Currently, Jennings is based in Saudi Arabia where Kanoo has driven its market share for Grove branded rough terrain machines alone from “about 11% in 2010 to over 52% in 2011”.
Influenced as much by economic conditions as any other factor, Jennings reports currency and supply issues experienced by Japanese competitors paved the way for Kanoo to effectively price its products, and stock more of them, to reduce that price further and ultimately drive sales.
“Knowing that we have more products in stock, means we are able to compete.
“Also we have taken quite a lot of business from competitors due to our service capability.
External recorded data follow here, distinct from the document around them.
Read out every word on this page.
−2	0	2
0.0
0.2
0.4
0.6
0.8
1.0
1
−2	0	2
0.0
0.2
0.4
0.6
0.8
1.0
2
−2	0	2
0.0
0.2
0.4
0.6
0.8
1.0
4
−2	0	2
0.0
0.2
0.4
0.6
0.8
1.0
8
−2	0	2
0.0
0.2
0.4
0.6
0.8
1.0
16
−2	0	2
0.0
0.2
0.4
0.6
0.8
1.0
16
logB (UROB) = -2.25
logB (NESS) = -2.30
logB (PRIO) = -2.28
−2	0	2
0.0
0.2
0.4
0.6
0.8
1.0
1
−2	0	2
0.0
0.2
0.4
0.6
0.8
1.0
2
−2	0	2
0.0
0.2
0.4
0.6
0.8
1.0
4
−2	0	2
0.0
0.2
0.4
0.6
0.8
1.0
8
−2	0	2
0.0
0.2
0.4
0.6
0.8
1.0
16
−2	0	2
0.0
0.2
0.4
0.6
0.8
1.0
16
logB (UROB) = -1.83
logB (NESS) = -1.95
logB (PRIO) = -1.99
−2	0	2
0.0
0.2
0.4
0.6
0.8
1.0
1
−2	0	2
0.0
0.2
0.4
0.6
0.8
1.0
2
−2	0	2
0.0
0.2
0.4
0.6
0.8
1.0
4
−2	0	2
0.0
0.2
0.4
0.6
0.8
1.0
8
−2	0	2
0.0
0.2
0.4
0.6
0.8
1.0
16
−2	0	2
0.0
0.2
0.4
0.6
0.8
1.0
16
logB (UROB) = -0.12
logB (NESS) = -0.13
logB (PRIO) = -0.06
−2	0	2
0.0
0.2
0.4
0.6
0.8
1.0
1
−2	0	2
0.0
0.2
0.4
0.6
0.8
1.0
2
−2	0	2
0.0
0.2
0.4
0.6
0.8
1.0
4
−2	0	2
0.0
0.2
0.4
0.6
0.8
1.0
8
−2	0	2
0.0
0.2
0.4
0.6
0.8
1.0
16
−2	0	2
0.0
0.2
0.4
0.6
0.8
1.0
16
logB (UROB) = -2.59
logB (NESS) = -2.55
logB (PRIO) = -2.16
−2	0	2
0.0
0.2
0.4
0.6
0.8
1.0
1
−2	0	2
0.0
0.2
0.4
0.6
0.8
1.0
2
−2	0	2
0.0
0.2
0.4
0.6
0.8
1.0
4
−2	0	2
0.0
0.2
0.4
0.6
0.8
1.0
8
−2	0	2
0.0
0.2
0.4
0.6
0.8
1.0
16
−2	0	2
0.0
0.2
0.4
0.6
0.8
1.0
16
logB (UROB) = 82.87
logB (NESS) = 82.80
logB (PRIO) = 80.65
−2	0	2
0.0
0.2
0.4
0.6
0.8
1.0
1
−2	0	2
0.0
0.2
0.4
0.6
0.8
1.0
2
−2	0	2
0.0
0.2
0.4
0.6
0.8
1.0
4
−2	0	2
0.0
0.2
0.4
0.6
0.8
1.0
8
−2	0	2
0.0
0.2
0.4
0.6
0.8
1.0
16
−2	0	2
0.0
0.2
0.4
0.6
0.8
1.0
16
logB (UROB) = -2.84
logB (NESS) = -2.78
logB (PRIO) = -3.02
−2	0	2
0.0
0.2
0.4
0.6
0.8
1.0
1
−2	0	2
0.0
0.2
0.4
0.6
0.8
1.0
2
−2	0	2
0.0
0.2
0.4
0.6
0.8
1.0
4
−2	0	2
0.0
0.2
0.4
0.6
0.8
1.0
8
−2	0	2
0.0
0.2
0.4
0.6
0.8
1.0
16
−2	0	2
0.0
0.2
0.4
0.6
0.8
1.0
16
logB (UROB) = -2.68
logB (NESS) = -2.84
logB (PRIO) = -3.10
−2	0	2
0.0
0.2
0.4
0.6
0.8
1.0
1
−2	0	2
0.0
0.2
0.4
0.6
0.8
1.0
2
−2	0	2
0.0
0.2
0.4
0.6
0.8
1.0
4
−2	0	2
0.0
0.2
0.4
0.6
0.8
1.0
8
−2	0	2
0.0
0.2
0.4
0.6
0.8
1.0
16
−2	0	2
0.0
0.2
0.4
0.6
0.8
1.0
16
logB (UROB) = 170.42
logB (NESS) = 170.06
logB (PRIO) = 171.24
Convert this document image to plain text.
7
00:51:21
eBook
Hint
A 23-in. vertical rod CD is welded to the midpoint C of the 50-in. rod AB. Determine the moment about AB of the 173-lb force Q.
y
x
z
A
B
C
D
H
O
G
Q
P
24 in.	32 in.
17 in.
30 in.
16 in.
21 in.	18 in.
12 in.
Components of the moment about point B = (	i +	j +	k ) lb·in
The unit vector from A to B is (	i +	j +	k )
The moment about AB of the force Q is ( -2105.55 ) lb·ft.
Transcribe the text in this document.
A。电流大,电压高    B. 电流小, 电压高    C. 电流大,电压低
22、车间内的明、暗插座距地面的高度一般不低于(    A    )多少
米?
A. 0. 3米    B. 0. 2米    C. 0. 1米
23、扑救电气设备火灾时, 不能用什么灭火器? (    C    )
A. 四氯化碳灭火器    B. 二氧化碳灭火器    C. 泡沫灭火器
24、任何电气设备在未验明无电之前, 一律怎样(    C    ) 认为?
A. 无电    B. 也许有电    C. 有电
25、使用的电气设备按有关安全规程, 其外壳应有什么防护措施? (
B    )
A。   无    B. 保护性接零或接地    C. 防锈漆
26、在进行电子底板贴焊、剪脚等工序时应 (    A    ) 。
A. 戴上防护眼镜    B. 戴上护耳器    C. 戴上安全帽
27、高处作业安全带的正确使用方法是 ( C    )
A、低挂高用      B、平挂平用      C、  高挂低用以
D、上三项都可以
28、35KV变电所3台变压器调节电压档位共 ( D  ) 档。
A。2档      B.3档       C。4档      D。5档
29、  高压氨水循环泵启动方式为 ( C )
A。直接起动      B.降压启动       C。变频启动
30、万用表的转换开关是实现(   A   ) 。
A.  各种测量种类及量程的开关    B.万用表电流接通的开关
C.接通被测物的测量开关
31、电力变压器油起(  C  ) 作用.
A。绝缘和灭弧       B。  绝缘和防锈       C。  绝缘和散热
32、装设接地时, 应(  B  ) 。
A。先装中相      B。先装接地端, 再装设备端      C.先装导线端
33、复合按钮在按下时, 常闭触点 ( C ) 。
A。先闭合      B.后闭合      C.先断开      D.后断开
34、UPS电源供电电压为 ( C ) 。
We have a lot of customers now insisting they would not go back to our competitors because of the level of service they have gained from us,” he adds.
Included in that service is a machine-to-machine remote monitoring system, that flags critical issues with machinery and mitigates the risk of downtime.
“It has been happening with car dealers, but it has never happened with machinery dealers before,” Jennings explains.
“Typically you’ll find downtime is about 30% on average per year. On a sizable operation, that could mean a significant amount of money. But we can come in, particularly with our remote monitoring system, and take that to 95% up time,” he claims.
Increasing market share today is achieved on service, not equipment, Jennings explains and the ability to remotely support customers is a large part of that, particularly if a business wants Mecca and Madinah, Jizan Economic City Port, Riyadh Dry Port and Princess Noura University reeled off on their project portfolio.
It’s such business sustainability that offers protection in the face of continuing threats from global economics and politics, not to mention the uncertainty of how much the region’s biggest brands will cash in on its next biggest markets.
“The [market] dynamics are completely different now. What drove Dubai was the speculation, but Saudi Arabia is being driven by an acceptance that they have to spend on infrastructure; it’s inherent money,” he observes.
For Jennings, therein lies a large part of the problem. Calling it a “tale of two cities” the collapse in Dubai is now being replaced with dual booms; firstly in a massive country that requires infrastructure build up from the most basic elements to entire civil networks, and secondly in a country that has a non-negotiable deadline and the eyes of the world on it.
But the crux of his caution is thus: “We are preparing for a joint boom in Qatar and Saudi Arabia, but you have to be careful, because you can never really judge how it might go. The global economy is a problem, growth in China is dropping, demand for oil could also start to drop as well. If that price comes down it could also affect Saudi Arabia’s appetite to spend money.”
“The only certain thing is Qatar and the build up for the World Cup. There will definitely be a demand there that will have to go ahead, irrespective of what’s going on elsewhere,” he adds.